Söz konusu analizde Türkiye’deki 202 üniversitenin rektörlerinin h-indeks puanları incelenmiş; rektörlerin yaklaşık üçte ikisinin, profesörler için kabul edilen 18 puanlık ortalama seviyesinin altında kaldığı ortaya konmuştur. Haberde ayrıca, “10 puan ve altındaki rektör sayısı 60, 3 ve altındakilerin sayısı ise 10” olarak belirtilmiştir. Bu çarpıcı veriler, sayısal göstergelerin kendi başına neyi gösterip neyi gizlediği sorusunu da beraberinde getirmektedir.
Üniversite liderliğinin liyakati ve niteliği üzerine bu denli görünür bir tartışmanın başlamış olması, kuşkusuz olumlu bir gelişme. Ancak bu tartışmanın yalnızca sayısal göstergeler üzerinden yürütülmesi, üniversitenin temsil ettiği daha derin değerlerin ve kültürel boyutunun gözden kaçmasına yol açabilir.
Akademik liyakat tartışması
Kaldı ki, Türkiye’de mevcut siyasal yapı, üniversitelerin bu kamusal ve etik temsil işlevini güçlendirmekten çok, onu sınırlamaya dönük bir eğilim göstermektedir. Bu nedenle h-indeksi düşük olan onlarca rektörün atanması da yalnızca bireysel nitelik sorunu değil, bu yapısal tercihin bir yansıması olarak görülebilir.

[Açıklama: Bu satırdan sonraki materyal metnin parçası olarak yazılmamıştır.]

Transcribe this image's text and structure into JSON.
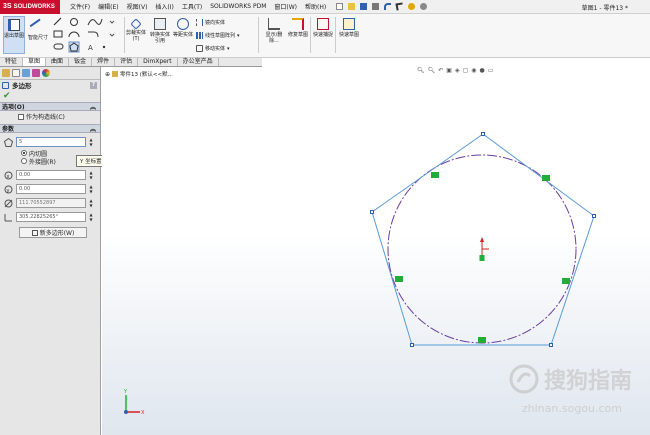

Yüksek temsil kapasitesine ve güçlü bir akademik geçmişe sahip yöneticilerin kamusal alanı ve kurum belleğini koruma eğiliminde olacağı açıktır. Oysa bugün tercih edilen profiller, bu işlevi taşımaktan çok, üniversitelerin tarihsel ve düşünsel derinliğini zayıflatmaya mı hizmet etmektedir?
Bu yönüyle Türkiye’nin üniversite yapısı, Batı’daki pek çok üniversiteden önemli bir noktada ayrışmaktadır: Kamusal değerlerin ve kurumsal belleğin korunmasına yönelik adımların atılmasına bugünkü siyasi iklim pek fazla alan tanımamaktadır.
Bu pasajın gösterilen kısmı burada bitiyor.